И Спартак, взяв правую руку Крикса, три раза легонько ударил указательным пальцем по ладони его руки, говоря:
– Вот так, ты понял?
– Понял, – ответил Крикс.
– А теперь иди, не теряя времени. Пусть каждый из начальников манипул предупредит своих пятерых гладиаторов о том, что наш заговор едва не был раскрыт. Каждому, кто произнесет прежний пароль и применит старые знаки, надо отвечать, что всякая надежда потеряна и совершенно оставлена мысль осуществить безумную попытку. Завтра рано утром мы встретимся в школе Юлия Рабеция.
Пожав руку Крикса, Спартак быстро зашагал к дому Суллы.

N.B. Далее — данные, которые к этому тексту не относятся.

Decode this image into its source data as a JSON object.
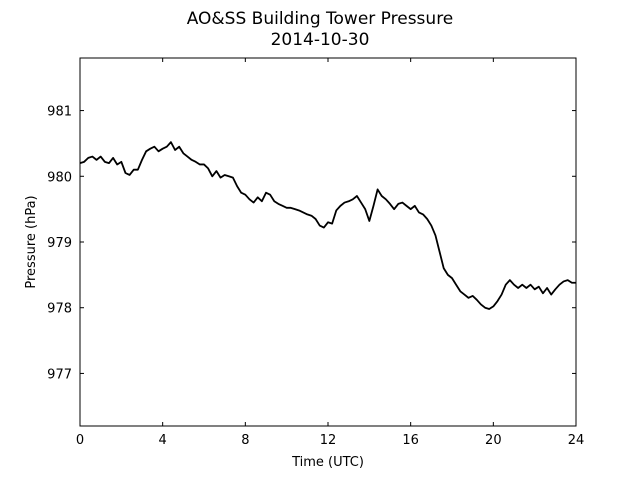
{
  "chart_data": {
    "type": "line",
    "title": "AO&SS Building Tower Pressure",
    "subtitle": "2014-10-30",
    "xlabel": "Time (UTC)",
    "ylabel": "Pressure (hPa)",
    "xlim": [
      0,
      24
    ],
    "ylim": [
      976.2,
      981.8
    ],
    "xticks": [
      0,
      4,
      8,
      12,
      16,
      20,
      24
    ],
    "yticks": [
      977,
      978,
      979,
      980,
      981
    ],
    "grid": false,
    "line_color": "#000000",
    "series": [
      {
        "x": [
          0.0,
          0.2,
          0.4,
          0.6,
          0.8,
          1.0,
          1.2,
          1.4,
          1.6,
          1.8,
          2.0,
          2.2,
          2.4,
          2.6,
          2.8,
          3.0,
          3.2,
          3.4,
          3.6,
          3.8,
          4.0,
          4.2,
          4.4,
          4.6,
          4.8,
          5.0,
          5.2,
          5.4,
          5.6,
          5.8,
          6.0,
          6.2,
          6.4,
          6.6,
          6.8,
          7.0,
          7.2,
          7.4,
          7.6,
          7.8,
          8.0,
          8.2,
          8.4,
          8.6,
          8.8,
          9.0,
          9.2,
          9.4,
          9.6,
          9.8,
          10.0,
          10.2,
          10.4,
          10.6,
          10.8,
          11.0,
          11.2,
          11.4,
          11.6,
          11.8,
          12.0,
          12.2,
          12.4,
          12.6,
          12.8,
          13.0,
          13.2,
          13.4,
          13.6,
          13.8,
          14.0,
          14.2,
          14.4,
          14.6,
          14.8,
          15.0,
          15.2,
          15.4,
          15.6,
          15.8,
          16.0,
          16.2,
          16.4,
          16.6,
          16.8,
          17.0,
          17.2,
          17.4,
          17.6,
          17.8,
          18.0,
          18.2,
          18.4,
          18.6,
          18.8,
          19.0,
          19.2,
          19.4,
          19.6,
          19.8,
          20.0,
          20.2,
          20.4,
          20.6,
          20.8,
          21.0,
          21.2,
          21.4,
          21.6,
          21.8,
          22.0,
          22.2,
          22.4,
          22.6,
          22.8,
          23.0,
          23.2,
          23.4,
          23.6,
          23.8,
          24.0
        ],
        "y": [
          980.2,
          980.22,
          980.28,
          980.3,
          980.25,
          980.3,
          980.22,
          980.2,
          980.28,
          980.18,
          980.22,
          980.05,
          980.02,
          980.1,
          980.1,
          980.25,
          980.38,
          980.42,
          980.45,
          980.38,
          980.42,
          980.45,
          980.52,
          980.4,
          980.45,
          980.35,
          980.3,
          980.25,
          980.22,
          980.18,
          980.18,
          980.12,
          980.0,
          980.08,
          979.98,
          980.02,
          980.0,
          979.98,
          979.85,
          979.75,
          979.72,
          979.65,
          979.6,
          979.68,
          979.62,
          979.75,
          979.72,
          979.62,
          979.58,
          979.55,
          979.52,
          979.52,
          979.5,
          979.48,
          979.45,
          979.42,
          979.4,
          979.35,
          979.25,
          979.22,
          979.3,
          979.28,
          979.48,
          979.55,
          979.6,
          979.62,
          979.65,
          979.7,
          979.6,
          979.5,
          979.32,
          979.55,
          979.8,
          979.7,
          979.65,
          979.58,
          979.5,
          979.58,
          979.6,
          979.55,
          979.5,
          979.55,
          979.45,
          979.42,
          979.35,
          979.25,
          979.1,
          978.85,
          978.6,
          978.5,
          978.45,
          978.35,
          978.25,
          978.2,
          978.15,
          978.18,
          978.12,
          978.05,
          978.0,
          977.98,
          978.02,
          978.1,
          978.2,
          978.35,
          978.42,
          978.35,
          978.3,
          978.35,
          978.3,
          978.35,
          978.28,
          978.32,
          978.22,
          978.3,
          978.2,
          978.28,
          978.35,
          978.4,
          978.42,
          978.38,
          978.38
        ]
      }
    ]
  }
}
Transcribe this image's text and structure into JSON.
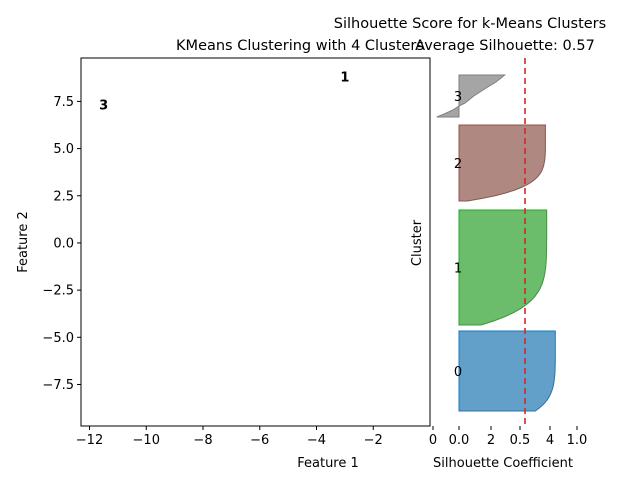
{
  "figure_title": "Silhouette Score for  k-Means Clusters",
  "chart_data": [
    {
      "type": "scatter",
      "title": "KMeans Clustering with 4 Clusters",
      "xlabel": "Feature 1",
      "ylabel": "Feature 2",
      "xlim": [
        -12.3,
        0.0
      ],
      "ylim": [
        -9.7,
        9.8
      ],
      "xticks": [
        -12,
        -10,
        -8,
        -6,
        -4,
        -2
      ],
      "xtick_labels": [
        "−12",
        "−10",
        "−8",
        "−6",
        "−4",
        "−2"
      ],
      "yticks": [
        -7.5,
        -5.0,
        -2.5,
        0.0,
        2.5,
        5.0,
        7.5
      ],
      "ytick_labels": [
        "−7.5",
        "−5.0",
        "−2.5",
        "0.0",
        "2.5",
        "5.0",
        "7.5"
      ],
      "annotations": [
        {
          "text": "1",
          "x": -3.0,
          "y": 8.8
        },
        {
          "text": "3",
          "x": -11.5,
          "y": 7.3
        }
      ],
      "grid": false
    },
    {
      "type": "area",
      "title": "Average Silhouette: 0.57",
      "xlabel": "Silhouette Coefficient",
      "ylabel": "Cluster",
      "xtick_labels": [
        "0",
        "0.0",
        "2",
        "0.5",
        "4",
        "1.0"
      ],
      "average_silhouette": 0.57,
      "average_line_color": "#d62728",
      "grid": false,
      "clusters": [
        {
          "label": "0",
          "color": "#1f77b4",
          "max": 0.78,
          "tail": 0.6
        },
        {
          "label": "1",
          "color": "#2ca02c",
          "max": 0.71,
          "tail": 0.12
        },
        {
          "label": "2",
          "color": "#8c564b",
          "max": 0.7,
          "tail": 0.0
        },
        {
          "label": "3",
          "color": "#7f7f7f",
          "max": 0.37,
          "tail": -0.18
        }
      ]
    }
  ]
}
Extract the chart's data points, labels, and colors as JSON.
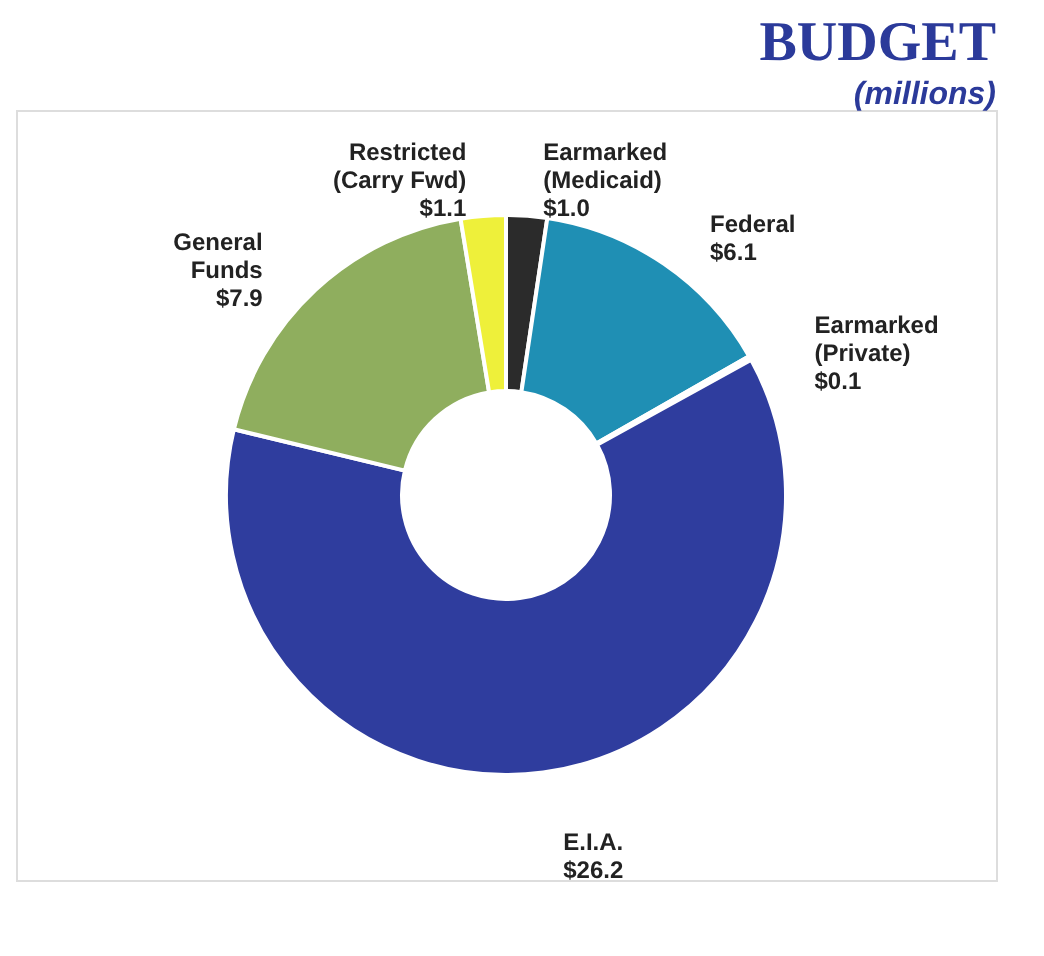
{
  "chart_data": {
    "type": "donut",
    "title": "BUDGET",
    "subtitle": "(millions)",
    "categories": [
      "Earmarked (Medicaid)",
      "Federal",
      "Earmarked (Private)",
      "E.I.A.",
      "General Funds",
      "Restricted (Carry Fwd)"
    ],
    "values": [
      1.0,
      6.1,
      0.1,
      26.2,
      7.9,
      1.1
    ],
    "colors": [
      "#2b2b2b",
      "#1f8fb4",
      "#33414f",
      "#2f3d9e",
      "#8fae5e",
      "#eef03a"
    ],
    "value_labels": [
      "$1.0",
      "$6.1",
      "$0.1",
      "$26.2",
      "$7.9",
      "$1.1"
    ]
  }
}
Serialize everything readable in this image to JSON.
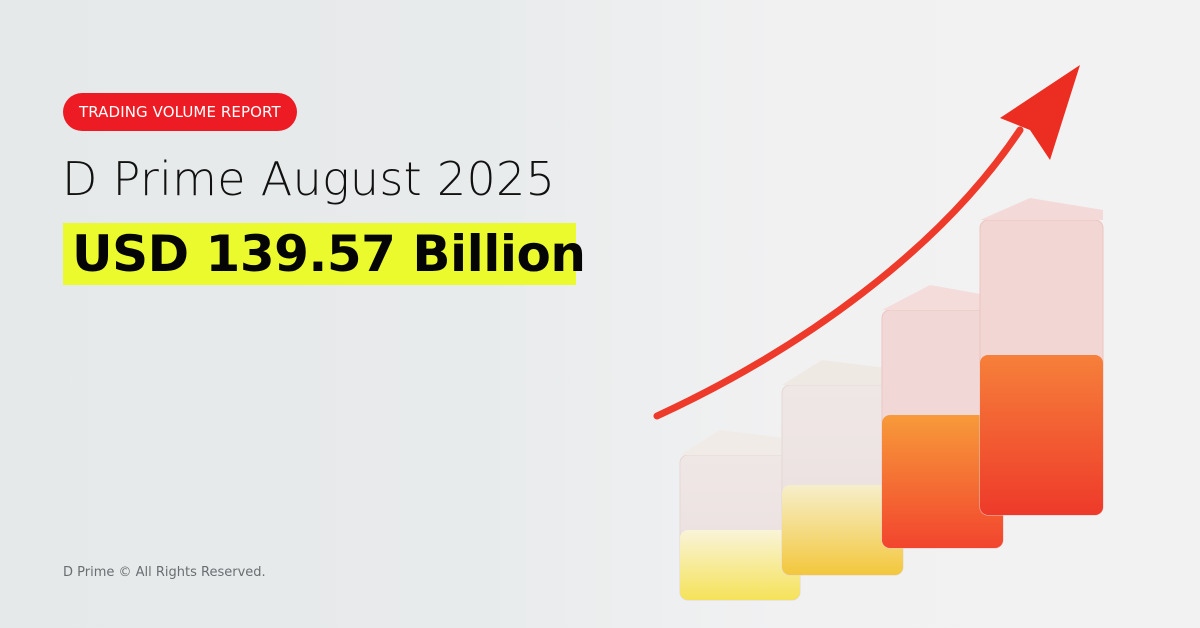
{
  "badge": {
    "label": "TRADING VOLUME REPORT",
    "color": "#ED1C24"
  },
  "headline": {
    "title": "D Prime August 2025",
    "amount": "USD 139.57 Billion",
    "highlight_color": "#EBFA2C"
  },
  "footer": {
    "copyright": "D Prime © All Rights Reserved."
  },
  "illustration": {
    "description_icons": [
      "rising-arrow-icon",
      "glass-bar-icon"
    ]
  }
}
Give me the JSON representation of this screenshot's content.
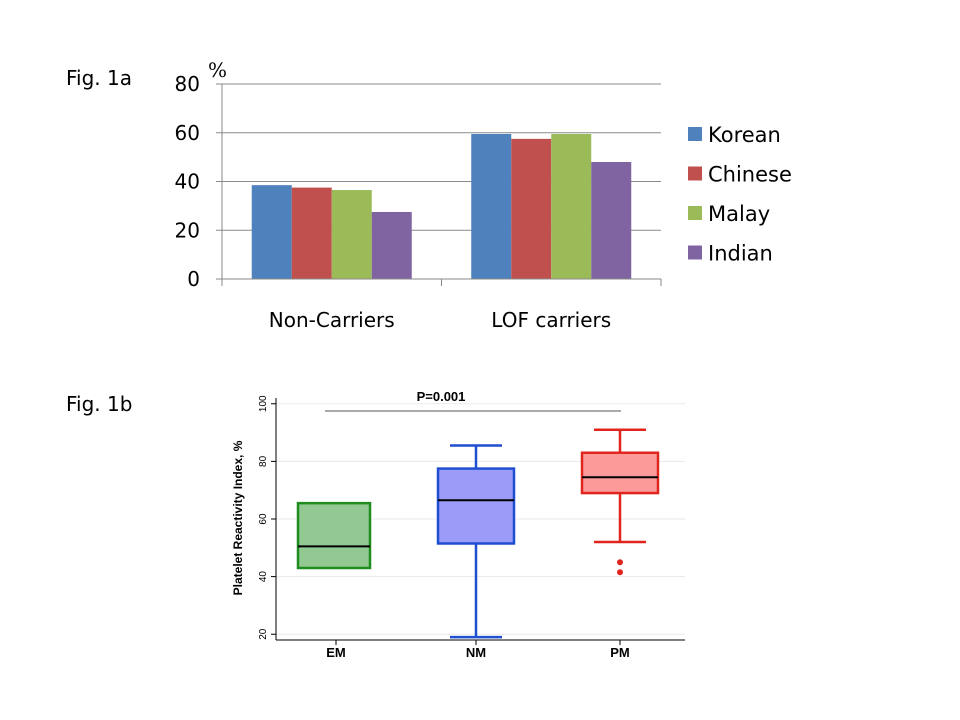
{
  "figures": {
    "fig1a_label": "Fig. 1a",
    "fig1b_label": "Fig. 1b"
  },
  "chart_data": [
    {
      "type": "bar",
      "title": "",
      "ylabel": "%",
      "xlabel": "",
      "ylim": [
        0,
        80
      ],
      "yticks": [
        "0",
        "20",
        "40",
        "60",
        "80"
      ],
      "categories": [
        "Non-Carriers",
        "LOF carriers"
      ],
      "series": [
        {
          "name": "Korean",
          "color": "#4F81BD",
          "values": [
            38.5,
            59.5
          ]
        },
        {
          "name": "Chinese",
          "color": "#C0504D",
          "values": [
            37.5,
            57.5
          ]
        },
        {
          "name": "Malay",
          "color": "#9BBB59",
          "values": [
            36.5,
            59.5
          ]
        },
        {
          "name": "Indian",
          "color": "#8064A2",
          "values": [
            27.5,
            48
          ]
        }
      ],
      "legend": "right",
      "grid": true
    },
    {
      "type": "box",
      "title": "",
      "ylabel": "Platelet Reactivity Index, %",
      "xlabel": "",
      "ylim": [
        18,
        102
      ],
      "yticks": [
        "20",
        "40",
        "60",
        "80",
        "100"
      ],
      "annotation": "P=0.001",
      "categories": [
        "EM",
        "NM",
        "PM"
      ],
      "boxes": [
        {
          "name": "EM",
          "color": "#1E8C1E",
          "fill": "#92C992",
          "min": 43,
          "q1": 43,
          "median": 50.5,
          "q3": 65.5,
          "max": 65.5,
          "outliers": []
        },
        {
          "name": "NM",
          "color": "#1F4FD0",
          "fill": "#9A9CF7",
          "min": 19,
          "q1": 51.5,
          "median": 66.5,
          "q3": 77.5,
          "max": 85.5,
          "outliers": []
        },
        {
          "name": "PM",
          "color": "#E0251E",
          "fill": "#FB9A98",
          "min": 52,
          "q1": 69,
          "median": 74.5,
          "q3": 83,
          "max": 91,
          "outliers": [
            45,
            41.5
          ]
        }
      ]
    }
  ]
}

Он скоро дошел туда, постучался в дверь. Ему открыли, и привратник ввел его в комнатку, отведенную Мирце в покоях Валерии.
Девушка завоевала расположение своей госпожи и уже занимала при ней важную должность – ведала туалетом Валерии. Мирца тревожилась за брата. Как только он вошел в комнату, девушка бросилась к нему и, обвив руками шею Спартака, осыпала его поцелуями.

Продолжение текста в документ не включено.